The world's first solar-sail-powered spacecraft, Cosmos 1, was launched Tuesday from a Russian submarine in the Barents Sea on a ballistic missile, a spokeswoman for the Planetary Society said.

"It has been launched," said the spokeswoman Susan Lendroth, speaking from the organization's headquarters in Pasadena, California. The US-Russian project cost four million dollars in private funds, with the bulk of funding coming from US Cosmos Studios.

"We're waiting to get a confirmation of the time" from the Moscow liaison office in contact with the Russian submarine that launched the craft," Lendroth said. The launch had been scheduled for 7:46 pm (1946 GMT).

Signals from Cosmos 1 will reach Earth once the craft reaches an orbit of 900 kilometers (550 miles) above the Earth which will take about one hour, she said.

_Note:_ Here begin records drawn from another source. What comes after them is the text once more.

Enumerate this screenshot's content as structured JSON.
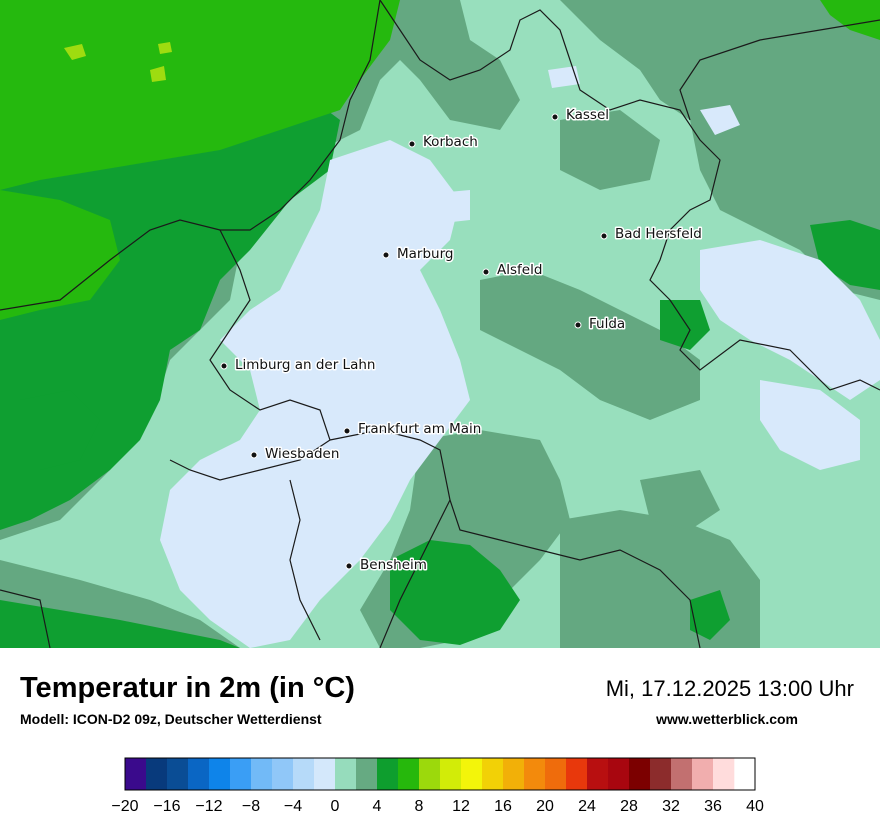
{
  "title": "Temperatur in 2m (in °C)",
  "model": "Modell: ICON-D2 09z, Deutscher Wetterdienst",
  "datetime": "Mi, 17.12.2025 13:00 Uhr",
  "source": "www.wetterblick.com",
  "cities": [
    {
      "name": "Kassel"
    },
    {
      "name": "Korbach"
    },
    {
      "name": "Bad Hersfeld"
    },
    {
      "name": "Marburg"
    },
    {
      "name": "Alsfeld"
    },
    {
      "name": "Fulda"
    },
    {
      "name": "Limburg an der Lahn"
    },
    {
      "name": "Frankfurt am Main"
    },
    {
      "name": "Wiesbaden"
    },
    {
      "name": "Bensheim"
    }
  ],
  "legend": {
    "min": -20,
    "max": 40,
    "step": 2,
    "tick_labels": [
      "−20",
      "−16",
      "−12",
      "−8",
      "−4",
      "0",
      "4",
      "8",
      "12",
      "16",
      "20",
      "24",
      "28",
      "32",
      "36",
      "40"
    ],
    "colors": [
      "#3a0a8c",
      "#083a7c",
      "#0a4d95",
      "#0a66c4",
      "#0e84ea",
      "#3a9ef5",
      "#72baf7",
      "#90c7f8",
      "#b6daf9",
      "#d4e8fb",
      "#96dcbc",
      "#66aa82",
      "#0e9e2e",
      "#26b80c",
      "#9cd90c",
      "#d2ec08",
      "#f3f50a",
      "#f2d106",
      "#f2b008",
      "#f38a0c",
      "#ef6c0c",
      "#e8380c",
      "#b80f10",
      "#a8060f",
      "#7c0000",
      "#8c2c2c",
      "#c27070",
      "#f1aeae",
      "#ffdcdc"
    ]
  },
  "palette": {
    "temp_0_2": "#d8e9fb",
    "temp_2_4": "#98dfbd",
    "temp_4_6": "#64a881",
    "temp_6_8": "#0f9f31",
    "temp_8_10": "#25b90e",
    "temp_10_12": "#9edc10",
    "border": "#1a1a1a"
  }
}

With the project, scientists will seek to prove that rays of light can provide a limitless energy propulsion source for space voyages, said Louis Friedman, Planetary Society president and director of the project.
It carries eight triangular sails made of very tough, highly reflective, ultra-thin Mylar, one-fifth the thickness of a plastic trash bag.

Individually, the sails look like flower petals, but when they come together, they become an enormous mirror 30 meters (100 feet) in diameter.

Reflecting the powerful rays of the sun, Cosmos 1 will be visible from Earth with the naked eye as it completes one orbit every 100 minutes.

Cosmos 1 weighs 100 kilograms (220 pounds) and was created by NPO Lavochkin, a semi-independent Russian space agency.

Scientists calculate that the solar sail ship can reach 10,000 kilometers (6,200 miles) per hour within 100 days and 36,000 kilometers (22,400 miles) per hour in one year.

After three years, the spaceship should travel at more than 100,000 kilometers (62,000 miles) per hour, allowing it to reach Pluto, in the farthest reaches of our solar system, in less than five years, the Planetary Society said in a statement.

A more traditional mission to Pluto, using chemically powered engines and relying on Jupiter's gravity to accelerate, would take nine years to reach its goal.

NASA is already busy designing a solar spaceship capable of carrying 240 kilograms (531 pounds), with a solar sail the size of a football field. The Russian government funded Tuesday's launch.